Upside Down ManWhat does it mean to be “upside down” with a loan? You may have heard this term used lately with regards to both auto and home loans, and if you don’t understand what it means then there is at least a good chance that you know it means something bad. When people lament about being upside down with a loan, they never sound happy about it.

When you are upside down in a loan, this means that you owe more than the item you have the loan for is worth. This used to be much more common with auto loans than with mortgage loans, but with the economy in turmoil it has become much more common with mortgages than it used to be.

How does this happen? With auto loans, the rapid depreciation of most cars is usually enough to make force a borrower into upside down status until enough payments are made on the loan to pay down the principal balance substantially. On the other hand, with home loans, it can be a little more complicated. Homes are supposed to increase in value, also known as “appreciation.” The problem is that sometimes home values appreciate too much, which results in a real estate bubble where the home values start to plummet in some areas. People who bought the homes when they were valued at record highs -or people who took out equity loans on their homes when the values were high- can quickly find themselves upside down in their home loans as the value of the home goes down.

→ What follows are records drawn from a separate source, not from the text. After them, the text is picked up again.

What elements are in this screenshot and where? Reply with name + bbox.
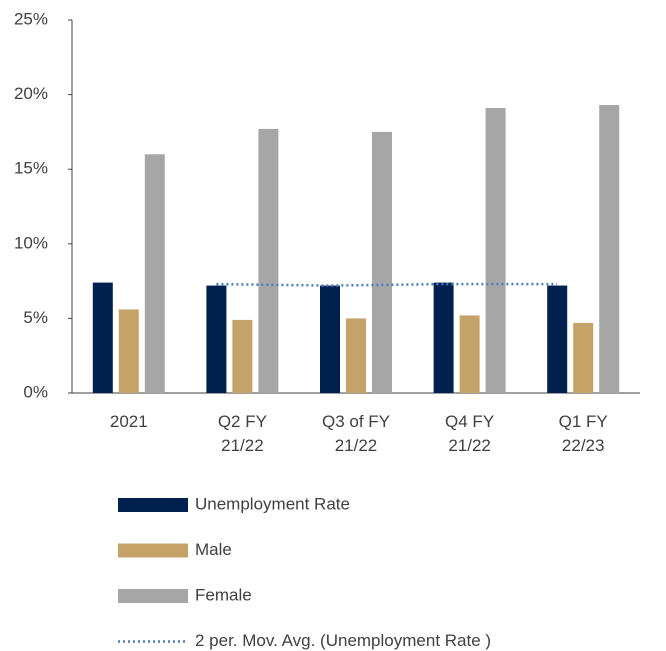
bar [232,319,253,393]
legend-label: 2 per. Mov. Avg. (Unemployment Rate ) [195,631,491,650]
y-tick-label: 25% [14,9,48,28]
x-tick-label: 2021 [109,412,148,431]
bar [485,108,506,393]
bar [346,318,366,393]
legend-swatch [118,589,188,603]
bar [206,285,227,393]
bar [118,309,139,393]
y-tick-label: 20% [14,84,48,103]
y-tick-label: 0% [23,382,48,401]
bar [547,285,568,393]
y-tick-label: 5% [23,308,48,327]
y-tick-label: 15% [14,159,48,178]
legend-label: Unemployment Rate [195,494,350,513]
bar [320,285,340,393]
bar [459,315,480,393]
x-tick-label: Q3 of FY 21/22 [321,412,391,455]
legend-swatch [118,498,188,512]
x-tick-label: Q1 FY 22/23 [558,412,608,455]
x-tick-label: Q2 FY 21/22 [217,412,267,455]
bar [92,282,113,393]
bar [258,128,279,393]
x-tick-label: Q4 FY 21/22 [445,412,495,455]
moving-average-line [216,282,558,287]
bar [372,131,392,393]
legend-label: Male [195,540,232,559]
bar [433,282,454,393]
y-tick-label: 10% [14,233,48,252]
bar [573,322,594,393]
legend-label: Female [195,585,252,604]
legend-swatch [118,543,188,558]
bar [599,105,620,393]
bar [144,154,165,393]
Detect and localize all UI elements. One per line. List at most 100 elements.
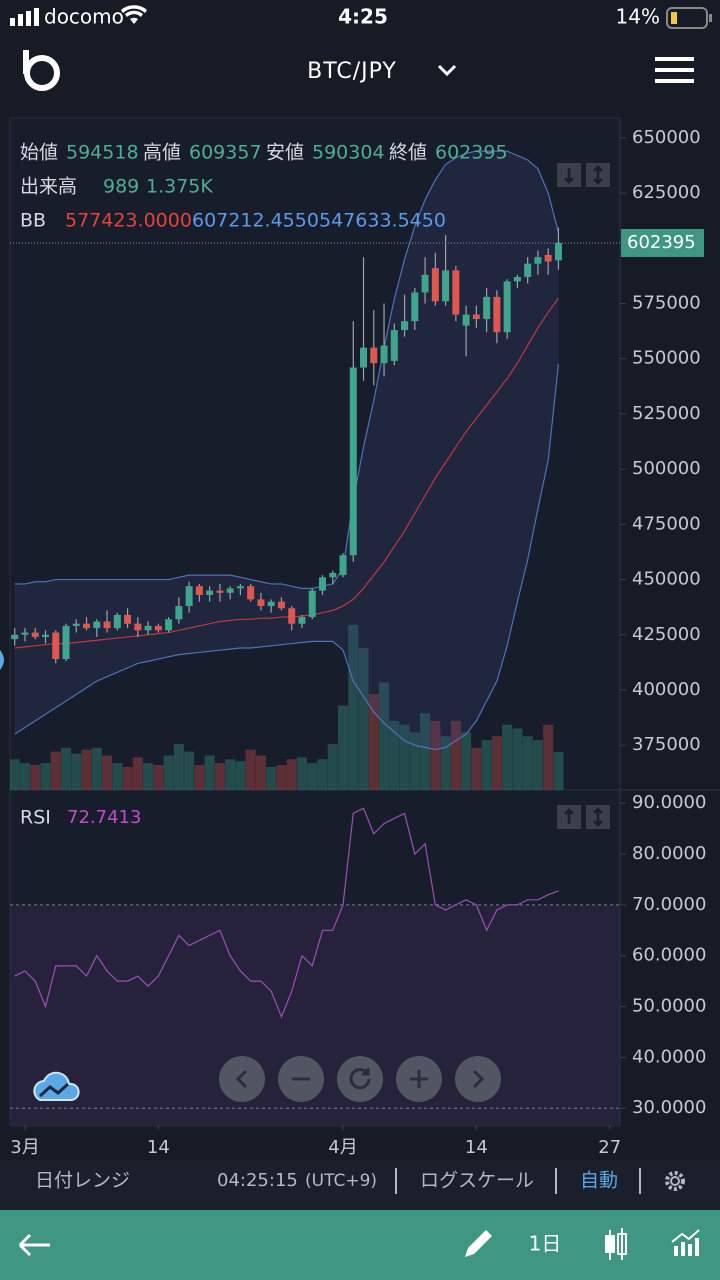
interval-button[interactable]: 1日 — [529, 1232, 562, 1256]
volume-bar — [184, 751, 195, 790]
reset-button[interactable] — [337, 1056, 383, 1102]
volume-bar — [532, 740, 543, 790]
candle-body — [421, 274, 429, 293]
timezone[interactable]: (UTC+9) — [305, 1171, 377, 1191]
bb-label: BB — [20, 210, 46, 232]
arrow-icon — [564, 168, 574, 184]
y-tick-label: 450000 — [632, 569, 701, 590]
signal — [26, 11, 31, 26]
volume-bar — [286, 759, 297, 790]
volume-bar — [368, 694, 379, 790]
rsi-label: RSI — [20, 807, 51, 829]
candle-body — [452, 270, 460, 315]
battery-text: 14% — [616, 5, 660, 29]
menu[interactable] — [655, 57, 694, 83]
volume-bar — [379, 682, 390, 790]
band-fill — [14, 151, 559, 750]
battery-tip — [709, 14, 712, 22]
candle-body — [380, 345, 388, 364]
close-label: 終値 — [389, 142, 427, 164]
tv-logo-line — [38, 1082, 70, 1098]
candle-body — [524, 263, 532, 278]
candle-body — [83, 623, 91, 629]
candle-body — [360, 347, 368, 368]
volume-bar — [40, 763, 51, 790]
volume-bar — [132, 757, 143, 790]
volume-bar — [543, 724, 554, 790]
candle-body — [93, 621, 101, 629]
candle-body — [165, 619, 173, 631]
volume-bar — [317, 759, 328, 790]
volume-bar — [553, 752, 564, 790]
volume-bar — [296, 757, 307, 790]
icon — [472, 1069, 485, 1089]
settings[interactable] — [665, 1171, 685, 1191]
candle-body — [339, 555, 347, 576]
carrier: docomo — [44, 5, 124, 29]
icon — [235, 1069, 248, 1089]
signal — [18, 14, 23, 26]
pair-title[interactable]: BTC/JPY — [307, 59, 397, 84]
last-price-label: 602395 — [627, 232, 696, 253]
scroll-handle[interactable] — [0, 650, 4, 670]
gear-hub — [670, 1176, 680, 1186]
volume-bar — [10, 759, 20, 790]
candle-body — [216, 590, 224, 593]
icon — [349, 1068, 371, 1090]
scroll-right-button[interactable] — [455, 1056, 501, 1102]
candle-body — [472, 314, 480, 319]
icon — [605, 1235, 615, 1253]
x-tick-label: 4月 — [328, 1137, 357, 1158]
y-tick-label: 400000 — [632, 679, 701, 700]
icon — [410, 1070, 428, 1088]
candle-body — [308, 590, 316, 618]
auto-scale[interactable]: 自動 — [580, 1170, 618, 1192]
candle-body — [247, 586, 255, 600]
candle-body — [124, 614, 132, 624]
date-range[interactable]: 日付レンジ — [35, 1170, 130, 1192]
menu-bar — [655, 57, 694, 61]
clock: 04:25:15 — [217, 1170, 298, 1191]
menu-bar — [655, 79, 694, 83]
indicators-button[interactable] — [671, 1229, 700, 1256]
volume-bar — [327, 743, 338, 790]
candle-body — [462, 314, 470, 326]
candle-body — [154, 625, 162, 631]
x-tick-label: 14 — [147, 1137, 170, 1158]
chart-type-button[interactable] — [605, 1228, 627, 1260]
candle-body — [206, 590, 214, 596]
candle-body — [31, 632, 39, 637]
scroll-left-button[interactable] — [219, 1056, 265, 1102]
candle-body — [411, 292, 419, 322]
low-label: 安値 — [266, 142, 304, 164]
logo-stem — [23, 50, 29, 74]
candle-body — [349, 367, 357, 556]
volume-bar — [173, 743, 184, 790]
volume-bar — [338, 705, 349, 790]
volume-bar — [153, 765, 164, 790]
candle-body — [103, 621, 111, 629]
toolbar — [0, 1160, 720, 1210]
candle-body — [503, 281, 511, 333]
separator — [395, 1168, 397, 1194]
candle-body — [288, 608, 296, 624]
icon — [695, 1238, 699, 1256]
pane-button-icons — [564, 165, 603, 827]
volume-bar — [420, 713, 431, 790]
candle-body — [329, 572, 337, 578]
y-tick-label: 550000 — [632, 348, 701, 369]
back-button[interactable] — [18, 1233, 50, 1257]
candle-body — [226, 588, 234, 593]
candle-body — [257, 599, 265, 607]
log-scale[interactable]: ログスケール — [420, 1170, 534, 1192]
logo[interactable] — [23, 50, 60, 91]
draw-button[interactable] — [465, 1230, 492, 1257]
gear — [665, 1171, 685, 1191]
bb-upper-line — [14, 150, 560, 589]
candle-body — [277, 601, 285, 609]
icon — [688, 1244, 692, 1256]
signal — [10, 18, 15, 26]
chevron[interactable] — [437, 64, 457, 77]
volume-bar — [204, 755, 215, 790]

How can you avoid someday winding up in a position where you are upside down in your payments? Making a substantial down payment on whatever it is you’re buying (whether it’s a car or a home) may help you to avoid a bad situation in the future. Making additional principal payments can also help. Nothing is more important than not making a purchase that has the real potential to become upside down. Know the depreciation rate of a car before you buy it, and if possible, by a used car instead of a new car. Used cars have already taken the huge initial depreciation hit when they were first purchased by the original owner, so this can be a great way to try to keep from owing more than the car is worth.

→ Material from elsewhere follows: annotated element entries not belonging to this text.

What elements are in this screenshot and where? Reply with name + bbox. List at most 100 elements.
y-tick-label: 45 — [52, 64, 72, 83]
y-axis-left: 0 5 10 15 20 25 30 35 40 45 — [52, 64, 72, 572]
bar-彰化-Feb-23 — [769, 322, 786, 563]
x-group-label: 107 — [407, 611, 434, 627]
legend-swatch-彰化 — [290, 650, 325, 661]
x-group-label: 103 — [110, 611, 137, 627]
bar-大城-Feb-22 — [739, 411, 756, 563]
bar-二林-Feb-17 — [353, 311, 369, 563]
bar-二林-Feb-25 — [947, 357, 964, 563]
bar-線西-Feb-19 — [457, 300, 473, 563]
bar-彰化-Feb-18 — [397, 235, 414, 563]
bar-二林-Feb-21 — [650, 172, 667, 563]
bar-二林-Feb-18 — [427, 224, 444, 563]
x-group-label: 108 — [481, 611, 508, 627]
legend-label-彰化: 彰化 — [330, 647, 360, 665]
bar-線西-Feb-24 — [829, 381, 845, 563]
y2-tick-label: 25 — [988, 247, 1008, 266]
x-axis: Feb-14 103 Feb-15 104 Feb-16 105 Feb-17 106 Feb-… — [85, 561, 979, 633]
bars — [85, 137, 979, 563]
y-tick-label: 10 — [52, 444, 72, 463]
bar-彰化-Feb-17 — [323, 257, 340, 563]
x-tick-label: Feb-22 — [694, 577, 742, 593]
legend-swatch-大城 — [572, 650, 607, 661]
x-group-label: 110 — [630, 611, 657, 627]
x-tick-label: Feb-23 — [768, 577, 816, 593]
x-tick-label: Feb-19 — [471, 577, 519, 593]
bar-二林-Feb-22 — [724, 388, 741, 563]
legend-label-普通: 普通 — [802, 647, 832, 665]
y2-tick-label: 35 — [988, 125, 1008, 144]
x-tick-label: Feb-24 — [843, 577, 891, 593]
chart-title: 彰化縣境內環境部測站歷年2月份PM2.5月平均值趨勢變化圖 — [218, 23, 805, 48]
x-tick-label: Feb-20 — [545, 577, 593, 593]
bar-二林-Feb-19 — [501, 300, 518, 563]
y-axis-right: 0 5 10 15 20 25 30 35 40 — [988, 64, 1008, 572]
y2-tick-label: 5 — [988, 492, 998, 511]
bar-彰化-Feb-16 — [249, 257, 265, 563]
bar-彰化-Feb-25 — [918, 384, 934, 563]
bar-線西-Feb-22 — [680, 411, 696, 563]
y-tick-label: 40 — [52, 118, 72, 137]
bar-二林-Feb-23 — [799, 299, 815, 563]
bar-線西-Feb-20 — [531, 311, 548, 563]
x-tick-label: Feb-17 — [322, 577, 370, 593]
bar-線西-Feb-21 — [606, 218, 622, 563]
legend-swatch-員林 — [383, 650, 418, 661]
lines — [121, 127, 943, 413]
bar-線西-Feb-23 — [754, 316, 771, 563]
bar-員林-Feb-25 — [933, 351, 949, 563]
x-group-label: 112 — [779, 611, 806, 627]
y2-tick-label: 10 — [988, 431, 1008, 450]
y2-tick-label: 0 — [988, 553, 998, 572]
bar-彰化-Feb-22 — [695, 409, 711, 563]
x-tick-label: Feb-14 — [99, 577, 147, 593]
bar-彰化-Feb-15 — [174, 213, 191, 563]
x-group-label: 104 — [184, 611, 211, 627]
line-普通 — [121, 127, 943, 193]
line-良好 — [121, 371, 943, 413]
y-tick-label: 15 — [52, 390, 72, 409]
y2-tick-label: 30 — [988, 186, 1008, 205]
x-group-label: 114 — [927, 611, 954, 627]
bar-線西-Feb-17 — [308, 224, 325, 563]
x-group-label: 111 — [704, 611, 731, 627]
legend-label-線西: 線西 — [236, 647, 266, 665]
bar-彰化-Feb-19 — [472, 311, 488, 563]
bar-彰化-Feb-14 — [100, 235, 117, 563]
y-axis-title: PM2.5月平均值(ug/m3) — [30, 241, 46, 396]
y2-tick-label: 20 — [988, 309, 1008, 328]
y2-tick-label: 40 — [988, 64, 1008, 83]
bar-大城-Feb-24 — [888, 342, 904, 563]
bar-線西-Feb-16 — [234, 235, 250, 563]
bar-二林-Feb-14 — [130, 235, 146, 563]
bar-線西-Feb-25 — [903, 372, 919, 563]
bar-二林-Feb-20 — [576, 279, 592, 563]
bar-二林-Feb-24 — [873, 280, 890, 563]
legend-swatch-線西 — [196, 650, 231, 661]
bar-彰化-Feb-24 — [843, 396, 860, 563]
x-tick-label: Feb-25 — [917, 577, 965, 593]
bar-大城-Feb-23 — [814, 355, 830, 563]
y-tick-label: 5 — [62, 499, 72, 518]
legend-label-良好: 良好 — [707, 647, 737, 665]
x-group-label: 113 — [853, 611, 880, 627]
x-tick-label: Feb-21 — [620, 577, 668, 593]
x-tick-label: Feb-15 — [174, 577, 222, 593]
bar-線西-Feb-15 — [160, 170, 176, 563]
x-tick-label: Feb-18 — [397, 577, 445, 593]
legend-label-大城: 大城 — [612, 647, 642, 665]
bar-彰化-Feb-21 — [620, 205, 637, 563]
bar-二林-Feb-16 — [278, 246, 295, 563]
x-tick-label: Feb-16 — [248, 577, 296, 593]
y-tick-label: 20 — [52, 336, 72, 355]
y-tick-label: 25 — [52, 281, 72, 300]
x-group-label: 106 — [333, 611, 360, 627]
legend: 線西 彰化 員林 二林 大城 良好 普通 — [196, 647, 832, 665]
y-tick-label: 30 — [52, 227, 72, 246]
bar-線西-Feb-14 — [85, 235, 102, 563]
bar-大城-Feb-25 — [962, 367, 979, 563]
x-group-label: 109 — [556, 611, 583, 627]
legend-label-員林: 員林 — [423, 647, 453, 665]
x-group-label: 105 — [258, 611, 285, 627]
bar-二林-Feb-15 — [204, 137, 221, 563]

With a home, things become a little trickier. If possible, buy a home with as much money down as possible, and purchase the home in an area with a long history of solid home value appreciation. This can be nearly impossible if you are buying a new home in a new development, but do your research nonetheless. Most importantly, try to avoid borrowing backed by the equity in your home. This can be a great way to borrow money because of the low interest rates and potential tax deductions, but you have to decide if it is worth it to place yourself in a position where you might find yourself upside down.